One of the highlights of my year was going to Wittenberg, Germany on November 1, 2017, with Lynn and Ken and Faye Love, for the 500th anniversary of Martin Luther’s nailing the 95 theses to the Castle Church door. This act initiated the Protestant Reformation. He was just a young monk, 33 years old, but he had the boldness to call the Church to accountability. He ignited a small flame that grew rapidly and still burns brightly today through the witness of every Protestant church.
(John Ed and Lynn at the Wittenberg Church Door)
Martin Luther had no idea that he would create such a revolution. The use of the Gutenberg printing press was gearing up around 1517. It was the first time in history all notes didn’t have to be handwritten. They could be mass-printed. Within a few days, his document of 95 grievances against the Church began to have massive distribution.
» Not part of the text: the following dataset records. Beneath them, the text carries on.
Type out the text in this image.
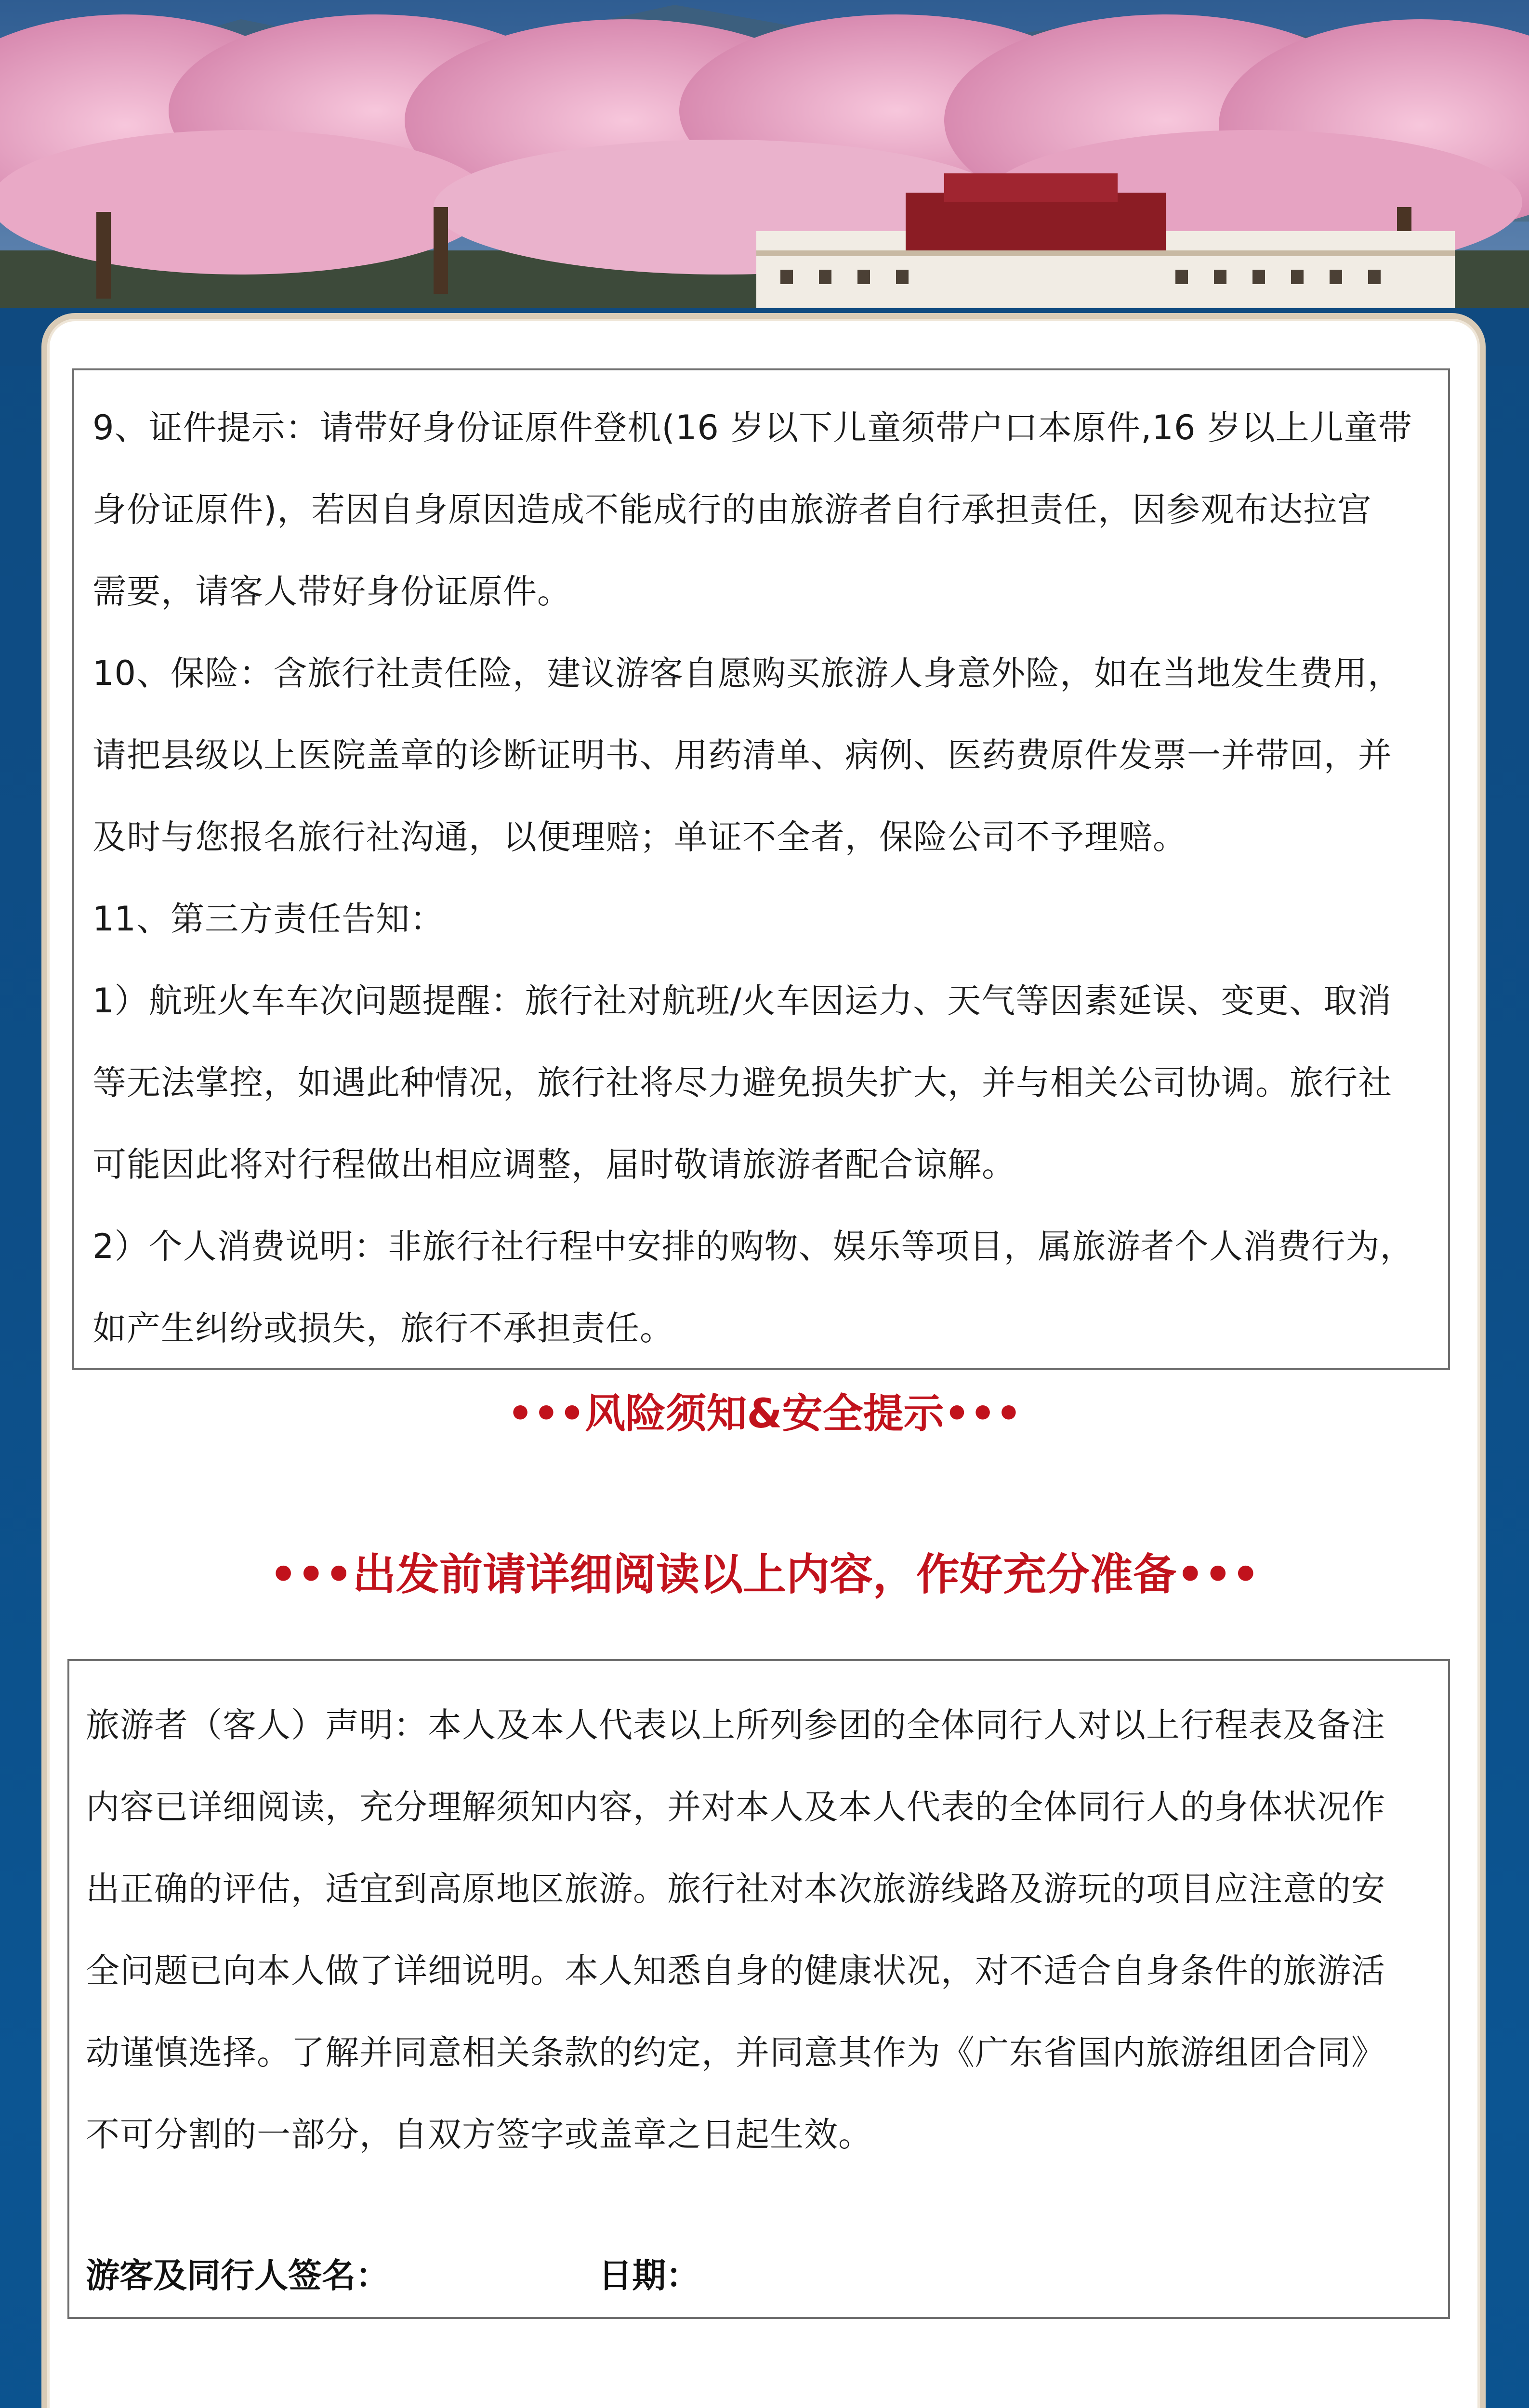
9、证件提示：请带好身份证原件登机(16 岁以下儿童须带户口本原件,16 岁以上儿童带

身份证原件)，若因自身原因造成不能成行的由旅游者自行承担责任，因参观布达拉宫

需要，请客人带好身份证原件。

10、保险：含旅行社责任险，建议游客自愿购买旅游人身意外险，如在当地发生费用，

请把县级以上医院盖章的诊断证明书、用药清单、病例、医药费原件发票一并带回，并

及时与您报名旅行社沟通，以便理赔；单证不全者，保险公司不予理赔。

11、第三方责任告知：

1）航班火车车次问题提醒：旅行社对航班/火车因运力、天气等因素延误、变更、取消

等无法掌控，如遇此种情况，旅行社将尽力避免损失扩大，并与相关公司协调。旅行社

可能因此将对行程做出相应调整，届时敬请旅游者配合谅解。

2）个人消费说明：非旅行社行程中安排的购物、娱乐等项目，属旅游者个人消费行为，

如产生纠纷或损失，旅行不承担责任。

•••风险须知&安全提示•••
•••出发前请详细阅读以上内容，作好充分准备•••

旅游者（客人）声明：本人及本人代表以上所列参团的全体同行人对以上行程表及备注

内容已详细阅读，充分理解须知内容，并对本人及本人代表的全体同行人的身体状况作

出正确的评估，适宜到高原地区旅游。旅行社对本次旅游线路及游玩的项目应注意的安

全问题已向本人做了详细说明。本人知悉自身的健康状况，对不适合自身条件的旅游活

动谨慎选择。了解并同意相关条款的约定，并同意其作为《广东省国内旅游组团合同》

不可分割的一部分，自双方签字或盖章之日起生效。

游客及同行人签名：	日期：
The technology of that day aided much in the spread of the Reformation.
Martin Luther came under sharp criticism from all the religious and political authorities. At one point he was called before the Church council in the city of Worms where he was given the opportunity to take back his criticisms of the Church. He knew that his refusal to do so might cost him his life. Yet he refused. He answered strongly and clearly that he was doing what God called him to do and he would not take back his concerns. His famous words were, “Here I stand. I can do no other. So help me God.”
The Wittenberg Church only holds about 475 people. The Billion Soul Network organized this gathering, and the church building was filled with people representative of the major denominations of the world and pastors of some of the largest churches in the world. It was a moving experience to hear a marvelous choir from David Sobrepena’s World of Hope Church in Manila sing the Hallelujah Chorus and lead us all in singing Martin Luther’s “A Mighty Fortress Is Our God.” The rafters shook!
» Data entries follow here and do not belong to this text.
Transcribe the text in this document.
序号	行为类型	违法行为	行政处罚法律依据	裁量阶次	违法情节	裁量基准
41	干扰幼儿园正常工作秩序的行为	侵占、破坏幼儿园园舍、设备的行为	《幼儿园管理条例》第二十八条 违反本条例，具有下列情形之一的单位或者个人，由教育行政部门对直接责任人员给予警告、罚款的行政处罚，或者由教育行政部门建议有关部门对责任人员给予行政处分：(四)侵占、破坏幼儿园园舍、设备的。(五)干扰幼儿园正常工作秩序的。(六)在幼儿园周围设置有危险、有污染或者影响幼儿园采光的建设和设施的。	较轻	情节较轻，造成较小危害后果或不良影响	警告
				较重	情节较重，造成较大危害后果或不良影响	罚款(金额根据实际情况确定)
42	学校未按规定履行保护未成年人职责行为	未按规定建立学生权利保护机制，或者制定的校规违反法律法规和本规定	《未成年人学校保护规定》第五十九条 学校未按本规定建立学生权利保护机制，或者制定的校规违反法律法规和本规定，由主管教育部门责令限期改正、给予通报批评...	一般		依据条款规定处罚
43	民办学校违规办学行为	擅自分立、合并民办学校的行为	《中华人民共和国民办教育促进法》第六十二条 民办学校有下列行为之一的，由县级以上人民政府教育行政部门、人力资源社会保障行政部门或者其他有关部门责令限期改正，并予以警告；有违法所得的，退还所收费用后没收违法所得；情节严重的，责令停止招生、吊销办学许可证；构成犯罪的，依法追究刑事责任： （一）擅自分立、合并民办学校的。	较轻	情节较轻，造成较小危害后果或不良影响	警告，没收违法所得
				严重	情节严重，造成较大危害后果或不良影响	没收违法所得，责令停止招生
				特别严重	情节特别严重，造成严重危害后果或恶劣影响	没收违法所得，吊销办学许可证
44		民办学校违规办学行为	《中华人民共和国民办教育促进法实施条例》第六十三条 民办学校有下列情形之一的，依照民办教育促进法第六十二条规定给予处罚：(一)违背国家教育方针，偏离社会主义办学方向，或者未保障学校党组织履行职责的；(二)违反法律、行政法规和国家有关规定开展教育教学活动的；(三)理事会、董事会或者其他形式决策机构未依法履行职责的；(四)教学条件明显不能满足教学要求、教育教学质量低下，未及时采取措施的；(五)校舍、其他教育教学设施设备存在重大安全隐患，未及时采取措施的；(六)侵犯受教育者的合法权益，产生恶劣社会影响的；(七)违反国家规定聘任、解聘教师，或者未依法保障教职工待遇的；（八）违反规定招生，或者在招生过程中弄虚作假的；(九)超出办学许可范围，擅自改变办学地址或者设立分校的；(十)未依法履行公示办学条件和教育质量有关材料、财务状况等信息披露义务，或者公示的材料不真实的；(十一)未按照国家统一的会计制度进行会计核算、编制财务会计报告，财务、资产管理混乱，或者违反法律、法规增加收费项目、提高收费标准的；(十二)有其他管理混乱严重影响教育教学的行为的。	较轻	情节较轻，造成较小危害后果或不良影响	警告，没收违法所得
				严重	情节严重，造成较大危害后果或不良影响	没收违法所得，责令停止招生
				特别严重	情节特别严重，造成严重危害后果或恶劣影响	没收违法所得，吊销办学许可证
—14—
(Gathering of global pastors inside the Wittenberg Church on November 1, 2017)
Our emphasis was to commemorate the Reformation, but not spend all our time looking back. We needed to look forward and see the modern application of the 95 theses for the Church today. Different people wrote essays on each of those theses. I had the opportunity to write on the Priesthood of All Believers as part of the newly published Great Commission Study Bible.
The spirit of our entire three-day conference in Berlin was to focus on The Great Commission and how to “finish the task.” Dr. Bill Bright set a goal of starting 5 million churches and winning 1 billion new believers by 2020. We are making great progress, but we must finish the task!
One great area of concern and focus is the unreached people groups of the world. There are millions of people who have no Bible and for the most part have never heard the name of Jesus. That number of unreached people groups has been reduced from about 10,000 to about 3,000.
Our conference set a goal to place a Bible, a believer, and a body of Christ in every unreached people group by the year 2030. Wycliffe Bible Translators introduced modern technology that will make the translation of the Bible into all languages quicker and more efficient.
Based on the famous words “Here I stand,” Dr. Leonard Sweet gave a strategy for continuing the Reformation in our time – and beyond. Luther’s “Here I stand” was necessary and represented that he was in a given place (Here); he was acting as a single individual (I); and he was going to stand firm on that faith regardless of the consequences (stand).
In the future, we need to acknowledge “Here I stand,” but boldly act and move forward with “There we go.” Our task is not just here, but to go where people have not been reached for Jesus Christ (There). We must work together in a collaborative effort in order to finish the task (we). Instead of standing, we must go to all people (go).
Luther proclaimed 500 years ago, “Here I stand.” Today will you proclaim and practice with me, “There we go!”